Was dem „Strafanzeigen-Heini“ Haintz an meiner Stellungnahme nicht gefallen haben dürfte, war insbesondere, dass ich ausführte, dass in den mir gesandten Teilen der Gerichtsakte folgendes aufschien: Meine Antwort auf seine, hier kackdumm anmutende Abmahnung, wurde mit 11 Seiten aufgeführt, endete mit der Blattnummer 33 der Gerichtsakte, Blatt 34 war dann das Übertragungsprotokoll.
Allerdings hatte meine, ihm sicherlich ebensowenig gefallende Reaktion auf die Abmahnung nicht etwa 11 sondern 12 Seiten und ging ihm übrigens als PDF-Anhang zu. Fest steht, dass er diesen vor Versand an das Gericht in irgend einer Form bearbeitet hat, denn er hat oben rechts und unten links „Anlage_A1“ hinzugefügt. Dabei kann - muss aber nicht, ich schließe einen Fehler des Gerichts nicht vollständig aus - die 12. Seite „verschwunden“ sein. Hat er nur 11 Seiten gesandt, wird er wohl Fahrlässigkeit oder technisches Versagen als Grund nennen.
Allerdings stand dort, also auf der vermissten Seite 12, eben auch:
„Soweit Herr Markus Haintz ein anderes Gericht als das Landgericht Kassel wählt sollte das
angerufene Gericht sich dessen bewusst sein, dass er dann absichtlich den fliegenden Gerichtsstand gewählt hat, um eine Tatsachenaufklärung erheblich zu erschweren, mithin rechtsmissbräuchlich handelt.“
Er hat das LG Frankfurt angerufen, obwohl ich mich in der Reaktion auf Schriftstücke beziehe, die dem LG Kassel vorliegen, weshalb dort die Sachaufklärung am einfachsten sei - und just die Seite mit dem obigen Hinweis auf einen möglichen Rechtsmissbrauch fehlt dann?

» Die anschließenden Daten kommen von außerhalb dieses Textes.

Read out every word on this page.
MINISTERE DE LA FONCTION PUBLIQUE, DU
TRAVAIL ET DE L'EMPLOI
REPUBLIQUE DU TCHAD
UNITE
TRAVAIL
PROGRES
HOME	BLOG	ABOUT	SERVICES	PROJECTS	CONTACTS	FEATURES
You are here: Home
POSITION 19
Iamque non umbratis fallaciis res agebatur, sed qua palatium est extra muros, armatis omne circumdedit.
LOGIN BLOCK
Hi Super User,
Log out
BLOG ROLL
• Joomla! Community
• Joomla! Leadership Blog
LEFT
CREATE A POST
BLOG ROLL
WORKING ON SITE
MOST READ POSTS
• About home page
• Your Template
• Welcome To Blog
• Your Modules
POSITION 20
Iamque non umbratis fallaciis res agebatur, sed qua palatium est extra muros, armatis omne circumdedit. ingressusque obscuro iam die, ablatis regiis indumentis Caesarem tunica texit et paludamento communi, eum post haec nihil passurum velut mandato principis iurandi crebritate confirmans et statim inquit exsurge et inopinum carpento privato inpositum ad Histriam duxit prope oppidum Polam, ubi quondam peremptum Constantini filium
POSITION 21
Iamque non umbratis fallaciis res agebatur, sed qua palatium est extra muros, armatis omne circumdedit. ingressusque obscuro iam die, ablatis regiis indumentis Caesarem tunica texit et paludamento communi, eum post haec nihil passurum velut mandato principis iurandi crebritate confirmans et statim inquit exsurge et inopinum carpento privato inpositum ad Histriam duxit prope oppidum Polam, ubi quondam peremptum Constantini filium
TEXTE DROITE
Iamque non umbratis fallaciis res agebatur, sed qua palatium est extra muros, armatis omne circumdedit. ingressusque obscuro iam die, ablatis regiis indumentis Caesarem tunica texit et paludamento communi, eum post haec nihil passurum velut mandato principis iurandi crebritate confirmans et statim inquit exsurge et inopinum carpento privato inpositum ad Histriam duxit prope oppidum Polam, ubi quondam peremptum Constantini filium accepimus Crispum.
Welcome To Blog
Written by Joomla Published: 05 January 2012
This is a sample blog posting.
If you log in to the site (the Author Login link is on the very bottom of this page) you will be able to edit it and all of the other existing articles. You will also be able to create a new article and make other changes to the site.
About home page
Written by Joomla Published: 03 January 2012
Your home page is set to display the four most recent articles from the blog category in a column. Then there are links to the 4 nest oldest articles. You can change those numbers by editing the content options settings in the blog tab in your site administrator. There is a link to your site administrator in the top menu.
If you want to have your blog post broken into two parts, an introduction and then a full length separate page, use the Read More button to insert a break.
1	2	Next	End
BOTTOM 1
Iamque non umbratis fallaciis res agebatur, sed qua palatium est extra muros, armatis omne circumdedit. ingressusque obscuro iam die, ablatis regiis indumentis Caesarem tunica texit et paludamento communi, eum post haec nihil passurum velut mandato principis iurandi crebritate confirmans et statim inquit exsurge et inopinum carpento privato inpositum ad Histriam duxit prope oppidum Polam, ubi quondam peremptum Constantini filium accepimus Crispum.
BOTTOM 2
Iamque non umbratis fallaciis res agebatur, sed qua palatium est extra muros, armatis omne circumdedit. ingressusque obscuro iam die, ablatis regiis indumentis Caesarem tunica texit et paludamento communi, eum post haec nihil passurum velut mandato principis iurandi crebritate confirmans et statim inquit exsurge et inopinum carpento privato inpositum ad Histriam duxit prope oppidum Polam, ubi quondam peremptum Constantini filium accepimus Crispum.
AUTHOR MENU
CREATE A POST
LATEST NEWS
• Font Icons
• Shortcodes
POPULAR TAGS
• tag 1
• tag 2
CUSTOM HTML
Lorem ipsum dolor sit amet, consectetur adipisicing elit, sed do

Das soll Zufall sein?
Ihr wisst, was ich glaube.
Und wie ich in der Antragsentgegegnung ausführe ...
Ferner finden sich auch auf der zumindest dem Antragsgegner unterschlagenen Seite 12 der
Entgegnung relevante Inhalte, die zum einen den Antrag zu d), genauer dessen
Tatsachenhintergrund betreffen und zum anderen den Hinweis auf eine Rechtsmissbräuchlichkeit des sodann bei dem vor LG Frankfurt erfolgten Anrufen eines anderen Gerichts als des Landgerichts Kassel (wegen erschwerter Tatsachenaufklärung im Hinblick auf die nur dort vorliegende Akten 10 T 355/25 (Skrziepietz ./. Reinholz, Ablehnungsantrag des Herrn Haintz vom 7. Mai 2026) und 10 o 300/26 (Reinholz ./. Skrziepietz, Fristverlängerungsantrag vom am 27. April 2026 enthalten.
[...]
„Sofern der Antragsteller Haintz diese 12. Seite, aber auch nur das Email vom 09.06.2026 nicht beigefügt hat, hat er arglistig und rechtsmissbräuchlich in der Absicht einer Titelerschleichung gehandelt weil er es vorliegend sogar absichtlich vermieden hat, die vollständige Reaktion des Antragsgegners an das angerufene Gericht zu übermitteln. (Für viele OLG Frankfurt a.M., Beschluss vom 07.05.2024 - 6 W 37/24, MIR 2024, Dok. 061) Der Antragsteller hat auch nicht das Recht für das Gericht zu entscheiden, welche Teile der Entgegnung relevant sein sollen und welche nicht!
... dürfte der Antrag auf den Erlass der Verfügung schon deshalb wegen Rechtsmissbrauchs zurück zu weisen sein, wenn die Seite 12 meiner Entgegnung auf die Abmahnung tatsächlich in seiner Einsendung fehlt. Dazu nimmt der laute Markus übrigens nicht Stellung und „quakt“ statt dessen etwas, was ich für „dummes Zeug“ halte.
Also für mich hat Markus Haintz queruliert, weil er „Felle schwimmen sieht“: „Seine“ nämlich und diese „davon”.